There is very limited information concerning the ability of A. baumannii to form biofilm [5–7]. In a collection of clinical isolates of A. baumannii, Sechi et al. [8] found that 16 (80%) of 20 isolates formed biofilm, perhaps because of a dominant A. baumannii clone. In the present study, 63% of 92 clonally unrelated A. baumannii clinical isolates formed biofilm. Interestingly, all clonally related isolates shared either an ability or an inability to form a biofilm, which suggests that this is a clone-specific feature and that its expression does not vary substantially under different conditions; however, further studies are needed to investigate this hypothesis.

Although limited by the low number of cases, the present results suggest that biofilm plays a role in the pathogenesis of some device-associated A. baumannii infections (e.g., those involving Foley catheters, venous catheters and cerebrospinal fluid shunts); in contrast, ventilator-associated pneumonia was not caused predominantly by biofilm-forming isolates. These results suggest the hypothesis that infections caused by biofilm-forming isolates might be associated with a diminished frequency of systemic response or mortality; however, this association was not statistically significant and further studies would be necessary to investigate this possibility.

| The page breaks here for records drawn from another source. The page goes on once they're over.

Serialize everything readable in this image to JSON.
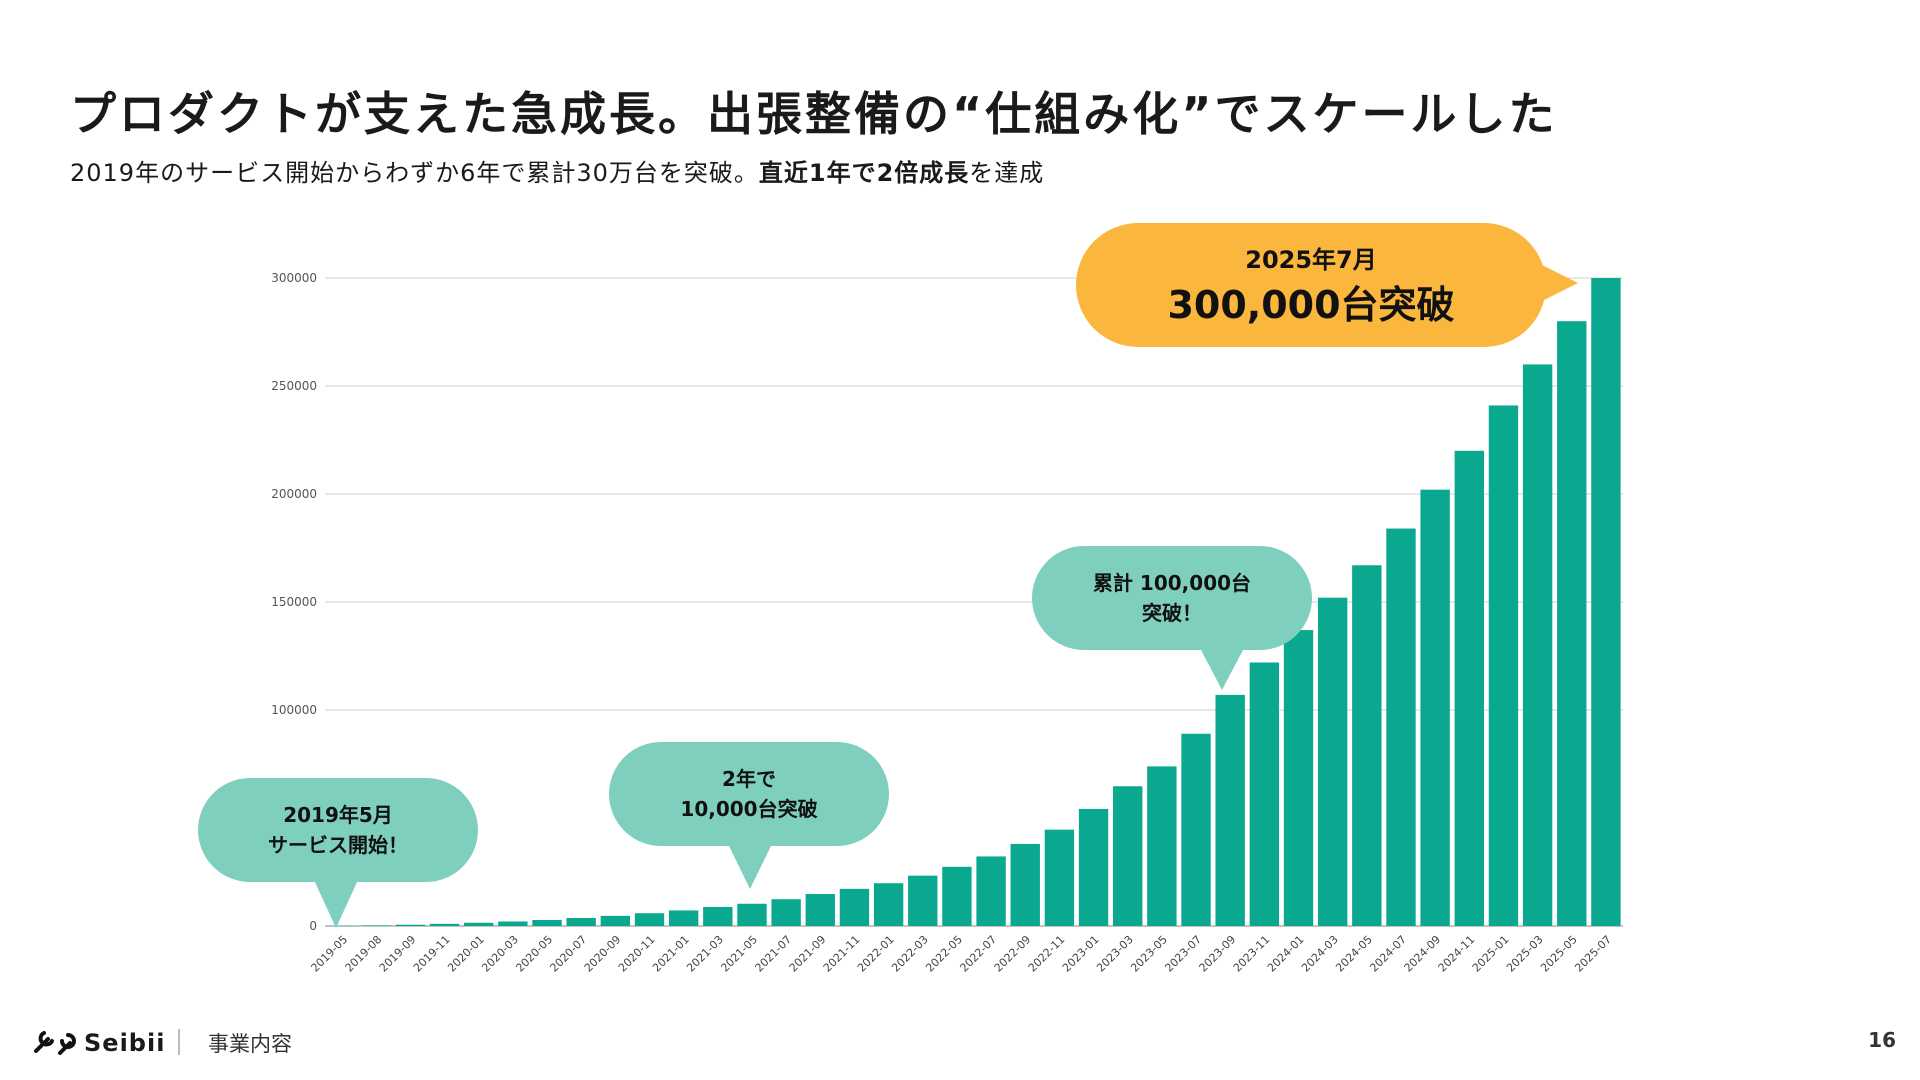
{
  "slide": {
    "title": "プロダクトが支えた急成長。出張整備の“仕組み化”でスケールした",
    "subtitle_before": "2019年のサービス開始からわずか6年で累計30万台を突破。",
    "subtitle_bold": "直近1年で2倍成長",
    "subtitle_after": "を達成"
  },
  "chart_data": {
    "type": "bar",
    "categories": [
      "2019-05",
      "2019-08",
      "2019-09",
      "2019-11",
      "2020-01",
      "2020-03",
      "2020-05",
      "2020-07",
      "2020-09",
      "2020-11",
      "2021-01",
      "2021-03",
      "2021-05",
      "2021-07",
      "2021-09",
      "2021-11",
      "2022-01",
      "2022-03",
      "2022-05",
      "2022-07",
      "2022-09",
      "2022-11",
      "2023-01",
      "2023-03",
      "2023-05",
      "2023-07",
      "2023-09",
      "2023-11",
      "2024-01",
      "2024-03",
      "2024-05",
      "2024-07",
      "2024-09",
      "2024-11",
      "2025-01",
      "2025-03",
      "2025-05",
      "2025-07"
    ],
    "values": [
      100,
      300,
      600,
      1000,
      1500,
      2100,
      2800,
      3700,
      4700,
      5900,
      7200,
      8800,
      10300,
      12400,
      14800,
      17200,
      19800,
      23300,
      27400,
      32200,
      38000,
      44600,
      54200,
      64700,
      73900,
      89000,
      107000,
      122000,
      137000,
      152000,
      167000,
      184000,
      202000,
      220000,
      241000,
      260000,
      280000,
      300000
    ],
    "y_ticks": [
      "0",
      "100000",
      "150000",
      "200000",
      "250000",
      "300000"
    ],
    "ylim": [
      0,
      300000
    ],
    "grid": true,
    "bar_color": "#0aa88e",
    "annotations": [
      {
        "lines": [
          "2019年5月",
          "サービス開始！"
        ],
        "category": "2019-05",
        "color": "#7fcfbf",
        "size": "small"
      },
      {
        "lines": [
          "2年で",
          "10,000台突破"
        ],
        "category": "2021-05",
        "color": "#7fcfbf",
        "size": "small"
      },
      {
        "lines": [
          "累計 100,000台",
          "突破！"
        ],
        "category": "2023-09",
        "color": "#7fcfbf",
        "size": "small"
      },
      {
        "lines": [
          "2025年7月",
          "300,000台突破"
        ],
        "category": "2025-07",
        "color": "#fbb63d",
        "size": "large"
      }
    ]
  },
  "footer": {
    "logo_text": "Seibii",
    "section": "事業内容",
    "page_number": "16"
  }
}
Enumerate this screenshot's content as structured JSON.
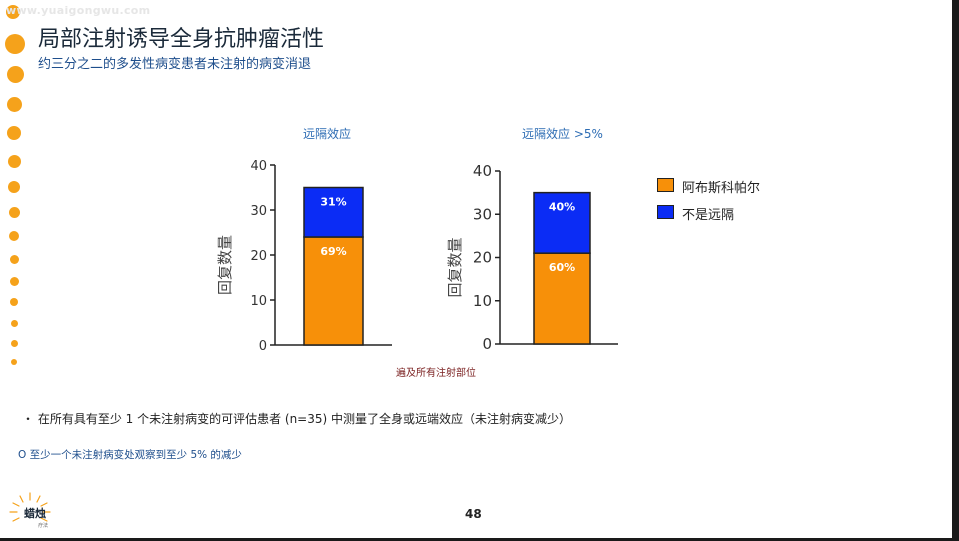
{
  "watermark": "www.yuaigongwu.com",
  "title": "局部注射诱导全身抗肿瘤活性",
  "subtitle": "约三分之二的多发性病变患者未注射的病变消退",
  "legend": [
    {
      "label": "阿布斯科帕尔",
      "color": "#f79009"
    },
    {
      "label": "不是远隔",
      "color": "#0b2cf5"
    }
  ],
  "chart_data": [
    {
      "type": "bar",
      "title": "远隔效应",
      "ylabel": "回复数量",
      "ylim": [
        0,
        40
      ],
      "yticks": [
        0,
        10,
        20,
        30,
        40
      ],
      "categories": [
        ""
      ],
      "series": [
        {
          "name": "阿布斯科帕尔",
          "values": [
            24
          ],
          "label": "69%",
          "color": "#f79009"
        },
        {
          "name": "不是远隔",
          "values": [
            11
          ],
          "label": "31%",
          "color": "#0b2cf5"
        }
      ]
    },
    {
      "type": "bar",
      "title": "远隔效应 >5%",
      "ylabel": "回复数量",
      "ylim": [
        0,
        40
      ],
      "yticks": [
        0,
        10,
        20,
        30,
        40
      ],
      "categories": [
        ""
      ],
      "series": [
        {
          "name": "阿布斯科帕尔",
          "values": [
            21
          ],
          "label": "60%",
          "color": "#f79009"
        },
        {
          "name": "不是远隔",
          "values": [
            14
          ],
          "label": "40%",
          "color": "#0b2cf5"
        }
      ]
    }
  ],
  "footnote": "遍及所有注射部位",
  "bullet": "・ 在所有具有至少 1 个未注射病变的可评估患者 (n=35) 中测量了全身或远端效应（未注射病变减少）",
  "note": "O 至少一个未注射病变处观察到至少 5% 的减少",
  "page_number": "48",
  "logo": {
    "text": "蜡烛",
    "sub": "疗法"
  },
  "colors": {
    "accent_dots": "#f5a21b",
    "title": "#1b2a3a",
    "subtitle": "#1e4e8c"
  }
}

Biofilm-forming isolates were less frequently resistant to imipenem and ciprofloxacin, and seemed to be less epidemic. A possible explanation is that biofilm-forming isolates are not as dependent as their non-biofilm-forming counterparts on antimicrobial resistance and epidemic characteristics to survive in the hospital environment. Sechi et al. [8] have previously reported no relationship between biofilm formation and the production of PER-1 β-lactamase. However, patients who had previously received aminoglycosides were at an increased risk of being colonised or infected by biofilm-forming A. baumannii. Previous aminoglycoside use may exert a different selection pressure on biofilm formation, irrespective of the in-vitro susceptibility.

In summary, >60% of unrelated A. baumannii isolates from clinical samples formed biofilm, and these isolates were associated mainly with device-associated infections. These isolates were less frequently resistant to imipenem and ciprofloxacin.